Concernant la petite Chevrolet, il est plus précisément reproché aux ingénieurs de General Motors d’avoir volontairement bâclé sa suspension pour réduire les coûts. Difficile pour le constructeur de nier l’évidence car, dans la foulée, plus d’une centaine de plaintes déposées par des propriétaires de Corvair victimes de graves accidents sont dévoilées au grand jour. Chevrolet tente alors de se justifier en réalisant des films dans lesquels sa Corvair est soumise à différents tests d’adhérence, réalisés avec succès aux mains de pilotes entraînés. La situation échappe de plus en plus à General Motors car, plus il se défend publiquement, plus l’ouvrage remporte de succès ! Le constructeur tente alors d’acheter le silence de Ralph Nader en lui faisant d’alléchantes offres d’embauche. Ce dernier refusant, il est alors constamment espionné et harcelé… 

Un coup fatal

Les résultats ne tardent pas à se faire sentir. Dès 1966, les ventes de la Corvair chutent de moitié et de manière ininterrompue. L’immense succès de la Ford Mustang n’y est pas non plus étranger. Ainsi, le modèle devient dénué d’intérêt pour Chevrolet qui préfère désormais tout miser sur le développement de sa Camaro. Les ventes deviennent de plus en plus anecdotiques et la Chevrolet Corvair quitte les chaînes de production courant 1969.

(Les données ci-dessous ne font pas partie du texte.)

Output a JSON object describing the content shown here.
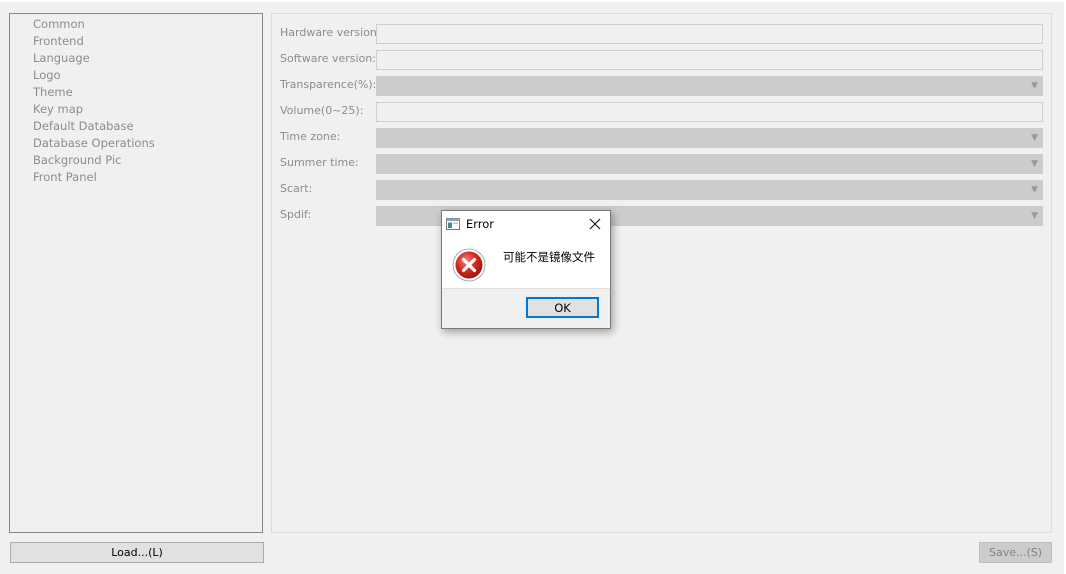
{
  "sidebar": {
    "items": [
      {
        "label": "Common"
      },
      {
        "label": "Frontend"
      },
      {
        "label": "Language"
      },
      {
        "label": "Logo"
      },
      {
        "label": "Theme"
      },
      {
        "label": "Key map"
      },
      {
        "label": "Default Database"
      },
      {
        "label": "Database Operations"
      },
      {
        "label": "Background Pic"
      },
      {
        "label": "Front Panel"
      }
    ]
  },
  "settings": {
    "hardware_version": {
      "label": "Hardware version:",
      "value": ""
    },
    "software_version": {
      "label": "Software version:",
      "value": ""
    },
    "transparence": {
      "label": "Transparence(%):",
      "value": ""
    },
    "volume": {
      "label": "Volume(0~25):",
      "value": ""
    },
    "time_zone": {
      "label": "Time zone:",
      "value": ""
    },
    "summer_time": {
      "label": "Summer time:",
      "value": ""
    },
    "scart": {
      "label": "Scart:",
      "value": ""
    },
    "spdif": {
      "label": "Spdif:",
      "value": ""
    }
  },
  "buttons": {
    "load_label": "Load...(L)",
    "save_label": "Save...(S)"
  },
  "dialog": {
    "title": "Error",
    "message": "可能不是镜像文件",
    "ok_label": "OK"
  },
  "colors": {
    "window_bg": "#f0f0f0",
    "disabled_text": "#8c8c8c",
    "error_red": "#c42b1c",
    "focus_blue": "#0078d7"
  },
  "icons": {
    "dialog_app": "app-window-icon",
    "dialog_close": "close-icon",
    "dialog_error": "error-icon",
    "dropdown": "chevron-down-icon"
  }
}
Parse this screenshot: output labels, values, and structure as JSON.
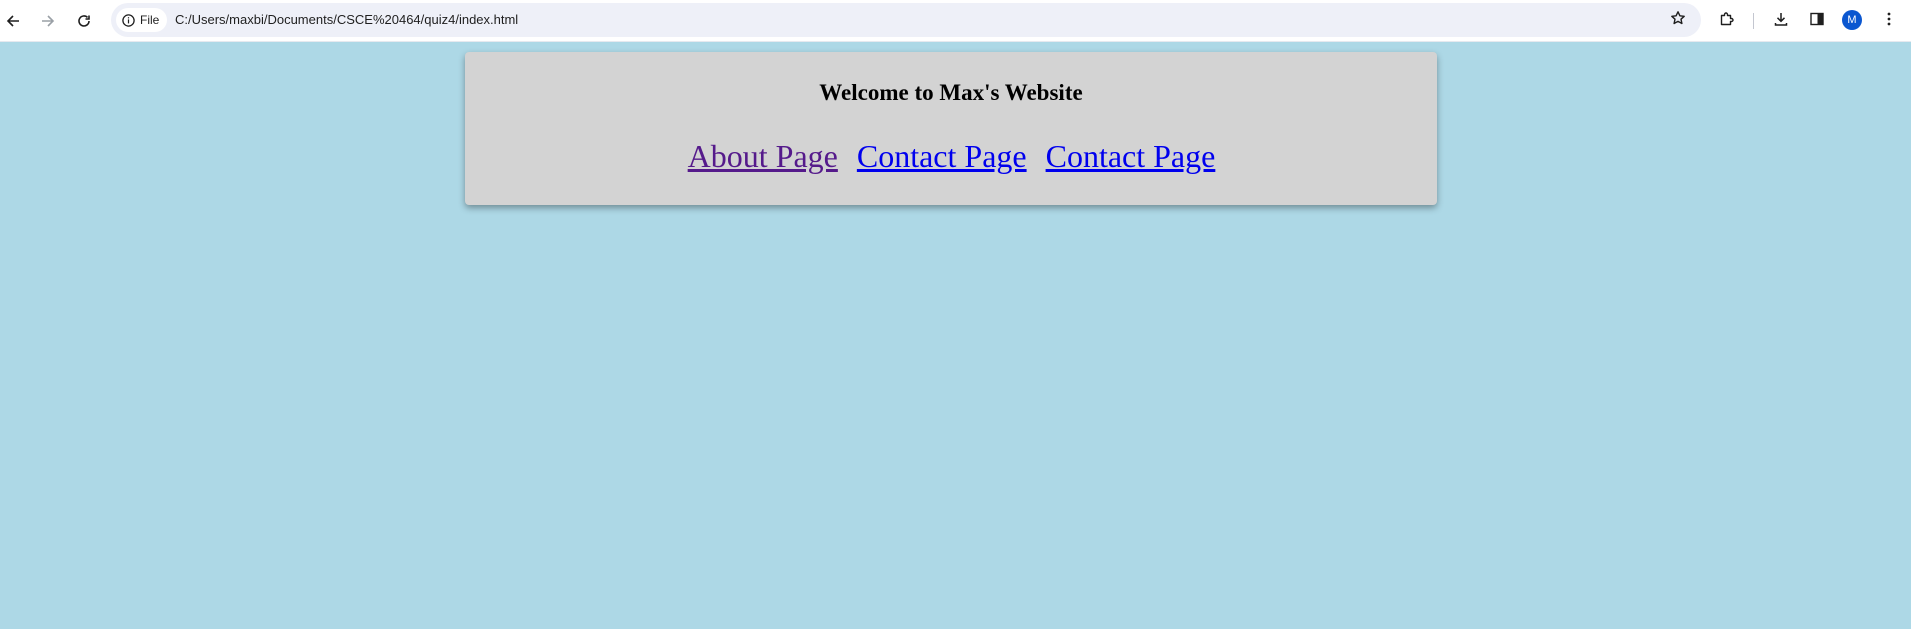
{
  "browser": {
    "site_chip_label": "File",
    "url": "C:/Users/maxbi/Documents/CSCE%20464/quiz4/index.html",
    "profile_initial": "M",
    "icons": [
      "back-arrow-icon",
      "forward-arrow-icon",
      "reload-icon",
      "info-icon",
      "star-icon",
      "extensions-icon",
      "download-icon",
      "side-panel-icon",
      "more-vert-icon"
    ]
  },
  "page": {
    "background_color": "#add8e6",
    "card_color": "#d3d3d3",
    "title": "Welcome to Max's Website",
    "links": [
      {
        "label": "About Page",
        "state": "visited",
        "color": "#551a8b"
      },
      {
        "label": "Contact Page",
        "state": "unvisited",
        "color": "#0000ee"
      },
      {
        "label": "Contact Page",
        "state": "unvisited",
        "color": "#0000ee"
      }
    ]
  }
}
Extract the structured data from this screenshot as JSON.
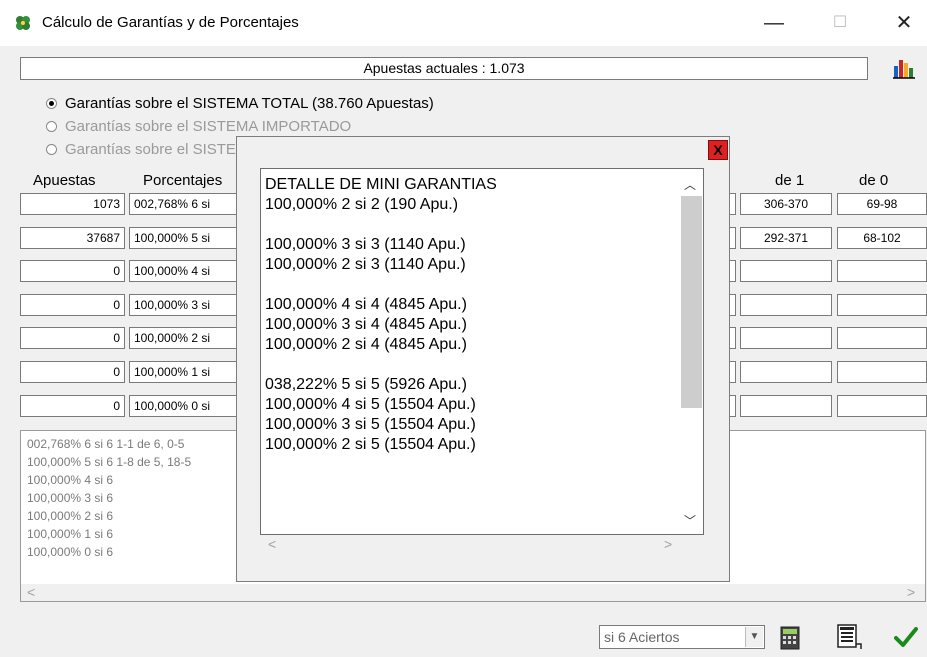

En 1970, Ralph Nader obtient des excuses publiques de la part de General Motors, également condamné à lui verser 450 000 dollars de dommages et intérêts intégralement reversés à une association de prévention routière que Nader avait contribué à créer. Deux ans plus tard, une sérieuse étude sur la dangerosité de la Corvair est publiée par l’institut national de la sécurité routière. Après avoir comparé la voiture à d’autres modèles contemporains (Ford Falcon, Chrysler Valiant, Volkswagen, Renault Dauphine, etc…), il fut finalement démontré qu’elle n’était pas plus dangereuse que ses rivales… ce que Ralph Nader nia. 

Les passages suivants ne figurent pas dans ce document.